Today NASA released the image above, which shows a bunch of ice breaking up in the Beaufort sea, several weeks earlier than it should be. Also today, the European Space Agency dropped a sick GIF of a 958-square kilometre chunk of Antarctica cracking and heaving into the ocean.
Here, check it out:
Image: ESA
The Arctic is coming off the tail-end of a sweltering winter, so it’s no great surprise to see ephemeral sea ice breaking up early. (Also this week, a warm high pressure blob descended over Greenland, sparking widespread ice sheet melting several months earlier than normal.)
Meanwhile, the breakup of the Nansen ice shelf on Antarctica has been coming since the turn of the century. Scientists noted the first signs of a long fracture during a field campaign in 1999. By early March, it was clear that the ice front was hanging on by a thread.
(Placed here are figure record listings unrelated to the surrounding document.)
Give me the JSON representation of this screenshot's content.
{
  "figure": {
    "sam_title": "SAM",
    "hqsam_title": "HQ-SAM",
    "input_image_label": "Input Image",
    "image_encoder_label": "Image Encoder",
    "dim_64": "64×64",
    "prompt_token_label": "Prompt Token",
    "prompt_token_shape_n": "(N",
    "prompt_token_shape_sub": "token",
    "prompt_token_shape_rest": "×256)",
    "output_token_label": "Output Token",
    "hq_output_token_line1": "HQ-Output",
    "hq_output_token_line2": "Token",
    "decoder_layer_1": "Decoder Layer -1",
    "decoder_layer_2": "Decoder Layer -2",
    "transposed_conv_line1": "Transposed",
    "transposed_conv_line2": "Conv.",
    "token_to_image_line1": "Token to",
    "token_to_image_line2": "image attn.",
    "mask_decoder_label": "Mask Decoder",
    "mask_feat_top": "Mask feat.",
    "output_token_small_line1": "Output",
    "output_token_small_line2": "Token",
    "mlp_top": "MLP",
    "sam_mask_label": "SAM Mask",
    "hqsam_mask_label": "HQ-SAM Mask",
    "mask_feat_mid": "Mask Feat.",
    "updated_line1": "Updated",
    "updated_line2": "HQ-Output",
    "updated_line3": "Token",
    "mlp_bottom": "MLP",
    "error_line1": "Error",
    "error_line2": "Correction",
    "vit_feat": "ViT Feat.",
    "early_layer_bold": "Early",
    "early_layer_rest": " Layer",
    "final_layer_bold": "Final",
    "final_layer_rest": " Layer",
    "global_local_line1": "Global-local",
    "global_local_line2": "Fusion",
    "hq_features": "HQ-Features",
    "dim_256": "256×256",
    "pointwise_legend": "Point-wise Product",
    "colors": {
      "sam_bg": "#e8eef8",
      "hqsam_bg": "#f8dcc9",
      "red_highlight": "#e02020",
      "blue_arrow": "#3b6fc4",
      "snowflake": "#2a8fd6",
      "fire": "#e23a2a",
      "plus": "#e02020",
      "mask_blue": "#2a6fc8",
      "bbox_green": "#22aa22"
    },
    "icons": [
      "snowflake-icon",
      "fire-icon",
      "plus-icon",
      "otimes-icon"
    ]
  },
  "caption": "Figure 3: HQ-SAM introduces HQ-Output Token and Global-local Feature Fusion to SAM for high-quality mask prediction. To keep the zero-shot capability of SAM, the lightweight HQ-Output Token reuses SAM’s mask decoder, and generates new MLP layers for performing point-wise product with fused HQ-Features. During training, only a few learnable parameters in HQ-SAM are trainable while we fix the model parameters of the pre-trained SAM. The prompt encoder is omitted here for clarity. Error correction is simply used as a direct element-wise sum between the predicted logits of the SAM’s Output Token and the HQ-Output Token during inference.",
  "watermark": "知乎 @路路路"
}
It was only a matter of time before it ripped, and it did, on April 7. According to the European Space Agency, major “calving events” like this occur about once every 30 years.
So there you have it: two bizarre ice sheet upsets, occurring on opposite ends of the world within a week of each other, completely coincidental and not at all related to any sort of long-term planetary trend or human activity or scientific “theory” or what have you.
This just in: March was the hottest month in recorded history.